Dynamic Vehicle–Track Model to Study the Effects of Track Geometry and Vehicle–Track Interaction on Concrete Tie Rail Seat Load Environment

Abstract

Rail seat deterioration (RSD) of concrete ties is manifested by the loss of concrete material in the rail seat area supporting the rail. This failure mode can lead to track that performs poorly and, in extreme cases, can result in the loss of rail clip hold down, reverse rail cant, and rail rollover derailments. This paper describes the use of a multibody vehicle–track dynamics model developed to study the load environment of concrete tie rail seats, specifically addressing the failure mode of RSD. Vehicle–track interaction simulations were conducted to determine the effect of track geometry perturbations on the overall load environment.

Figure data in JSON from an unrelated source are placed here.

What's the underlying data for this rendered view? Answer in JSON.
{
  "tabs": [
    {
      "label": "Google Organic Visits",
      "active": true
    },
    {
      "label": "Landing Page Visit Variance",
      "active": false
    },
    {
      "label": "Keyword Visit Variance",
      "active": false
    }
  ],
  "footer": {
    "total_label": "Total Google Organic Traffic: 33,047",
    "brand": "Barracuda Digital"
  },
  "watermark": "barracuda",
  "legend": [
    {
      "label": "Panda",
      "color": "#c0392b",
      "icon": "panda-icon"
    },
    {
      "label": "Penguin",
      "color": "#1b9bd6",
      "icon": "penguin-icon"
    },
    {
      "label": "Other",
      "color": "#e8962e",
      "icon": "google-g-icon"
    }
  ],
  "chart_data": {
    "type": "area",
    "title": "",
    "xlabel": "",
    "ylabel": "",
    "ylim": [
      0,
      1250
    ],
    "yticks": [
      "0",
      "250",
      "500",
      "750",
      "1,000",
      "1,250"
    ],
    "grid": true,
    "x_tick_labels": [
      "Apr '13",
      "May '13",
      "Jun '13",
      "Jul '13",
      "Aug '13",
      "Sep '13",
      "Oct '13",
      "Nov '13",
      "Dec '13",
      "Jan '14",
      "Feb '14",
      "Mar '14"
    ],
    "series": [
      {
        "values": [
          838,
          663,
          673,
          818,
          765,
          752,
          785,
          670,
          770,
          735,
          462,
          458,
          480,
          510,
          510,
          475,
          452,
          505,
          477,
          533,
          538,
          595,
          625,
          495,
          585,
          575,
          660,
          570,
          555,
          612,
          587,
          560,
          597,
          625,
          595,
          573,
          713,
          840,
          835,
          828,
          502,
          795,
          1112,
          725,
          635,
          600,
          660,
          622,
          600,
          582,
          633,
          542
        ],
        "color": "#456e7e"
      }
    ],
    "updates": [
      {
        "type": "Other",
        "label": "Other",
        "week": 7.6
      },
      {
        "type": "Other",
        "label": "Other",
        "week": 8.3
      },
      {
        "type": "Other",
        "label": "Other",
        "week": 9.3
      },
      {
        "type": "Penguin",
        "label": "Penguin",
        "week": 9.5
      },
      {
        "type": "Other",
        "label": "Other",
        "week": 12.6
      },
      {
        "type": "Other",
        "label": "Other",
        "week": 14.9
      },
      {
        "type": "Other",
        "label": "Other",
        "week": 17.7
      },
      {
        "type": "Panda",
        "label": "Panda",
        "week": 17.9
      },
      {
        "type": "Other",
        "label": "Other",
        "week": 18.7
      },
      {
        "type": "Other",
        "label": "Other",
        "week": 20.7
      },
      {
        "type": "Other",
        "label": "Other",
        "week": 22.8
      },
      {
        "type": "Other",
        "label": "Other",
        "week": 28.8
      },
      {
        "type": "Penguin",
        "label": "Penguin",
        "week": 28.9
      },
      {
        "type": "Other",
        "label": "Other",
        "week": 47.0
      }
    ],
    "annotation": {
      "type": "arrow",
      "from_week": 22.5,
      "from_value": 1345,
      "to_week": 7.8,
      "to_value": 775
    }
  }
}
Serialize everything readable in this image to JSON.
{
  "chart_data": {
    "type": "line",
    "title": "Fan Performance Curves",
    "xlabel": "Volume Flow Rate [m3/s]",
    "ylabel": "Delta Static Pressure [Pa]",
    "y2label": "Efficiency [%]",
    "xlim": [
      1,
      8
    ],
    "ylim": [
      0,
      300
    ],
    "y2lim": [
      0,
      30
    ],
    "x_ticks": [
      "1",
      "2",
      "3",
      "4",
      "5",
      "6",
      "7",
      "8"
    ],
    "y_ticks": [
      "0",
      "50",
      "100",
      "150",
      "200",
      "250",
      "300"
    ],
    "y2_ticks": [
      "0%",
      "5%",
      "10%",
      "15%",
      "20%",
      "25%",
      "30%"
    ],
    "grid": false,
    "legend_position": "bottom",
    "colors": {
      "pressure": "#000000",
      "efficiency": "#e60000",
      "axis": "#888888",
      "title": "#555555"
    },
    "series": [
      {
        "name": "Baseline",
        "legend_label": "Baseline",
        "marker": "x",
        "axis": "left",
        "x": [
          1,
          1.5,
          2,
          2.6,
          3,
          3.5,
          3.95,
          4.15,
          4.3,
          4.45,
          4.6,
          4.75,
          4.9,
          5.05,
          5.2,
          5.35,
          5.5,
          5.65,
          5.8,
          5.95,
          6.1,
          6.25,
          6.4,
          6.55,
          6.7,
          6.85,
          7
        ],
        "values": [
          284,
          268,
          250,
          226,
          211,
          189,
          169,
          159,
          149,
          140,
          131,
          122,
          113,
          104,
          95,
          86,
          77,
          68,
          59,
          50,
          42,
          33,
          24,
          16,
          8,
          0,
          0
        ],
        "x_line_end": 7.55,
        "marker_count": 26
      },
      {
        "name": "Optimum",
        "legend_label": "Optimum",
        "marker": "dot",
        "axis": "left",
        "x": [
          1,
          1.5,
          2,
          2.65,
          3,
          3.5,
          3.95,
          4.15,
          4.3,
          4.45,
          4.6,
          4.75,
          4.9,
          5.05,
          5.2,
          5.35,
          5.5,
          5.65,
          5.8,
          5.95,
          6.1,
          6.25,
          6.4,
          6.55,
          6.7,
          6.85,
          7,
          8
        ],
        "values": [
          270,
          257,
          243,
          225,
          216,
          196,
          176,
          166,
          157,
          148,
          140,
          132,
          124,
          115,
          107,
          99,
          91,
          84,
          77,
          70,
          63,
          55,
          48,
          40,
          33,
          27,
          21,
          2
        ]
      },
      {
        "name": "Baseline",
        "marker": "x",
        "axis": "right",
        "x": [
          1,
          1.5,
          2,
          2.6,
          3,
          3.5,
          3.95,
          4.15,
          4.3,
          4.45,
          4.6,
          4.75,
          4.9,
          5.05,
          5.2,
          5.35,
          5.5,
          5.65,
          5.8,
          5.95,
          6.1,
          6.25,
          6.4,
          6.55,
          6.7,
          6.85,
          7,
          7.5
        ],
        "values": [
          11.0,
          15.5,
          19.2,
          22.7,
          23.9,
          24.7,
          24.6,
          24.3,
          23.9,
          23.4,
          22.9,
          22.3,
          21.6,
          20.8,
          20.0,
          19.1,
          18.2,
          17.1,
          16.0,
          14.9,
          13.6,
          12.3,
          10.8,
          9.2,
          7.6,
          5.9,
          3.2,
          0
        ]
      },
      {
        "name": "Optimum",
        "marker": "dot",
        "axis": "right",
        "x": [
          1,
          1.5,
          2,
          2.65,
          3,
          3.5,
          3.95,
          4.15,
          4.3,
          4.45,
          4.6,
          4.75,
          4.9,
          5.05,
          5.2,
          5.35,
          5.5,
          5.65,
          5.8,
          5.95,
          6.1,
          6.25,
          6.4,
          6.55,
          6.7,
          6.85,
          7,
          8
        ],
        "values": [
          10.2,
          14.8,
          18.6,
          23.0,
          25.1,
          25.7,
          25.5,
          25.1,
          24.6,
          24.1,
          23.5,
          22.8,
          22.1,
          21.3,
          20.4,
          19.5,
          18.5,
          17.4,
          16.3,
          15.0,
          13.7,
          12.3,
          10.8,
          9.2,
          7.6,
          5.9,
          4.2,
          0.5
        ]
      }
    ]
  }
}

Various types and magnitudes of track geometry perturbations, including combinations of surface (vertical) and alignment (lateral) perturbations were considered. Fastening system parameters such as clip hold-down force, tie pad stiffness, and broken insulator conditions were also considered. Results of these simulations suggest that concrete crushing, a hypothesized mechanism of RSD, is unlikely in realistic revenue service conditions. Under the load environments considered, the results augment support for an abrasion-related mechanism of RSD that may be more dependent on tonnage and infiltration of fine particles in the rail seat, two factors not addressed in this model. Results from in-track testing are also presented to compare model outputs with measured in-track forces under artificial track geometry perturbations installed at the Transportation Technology Center’s Facility for Accelerated Service Testing. More broadly, the use of this model to explore the effects of vehicle track interaction on tie and fastener load environment is also discussed.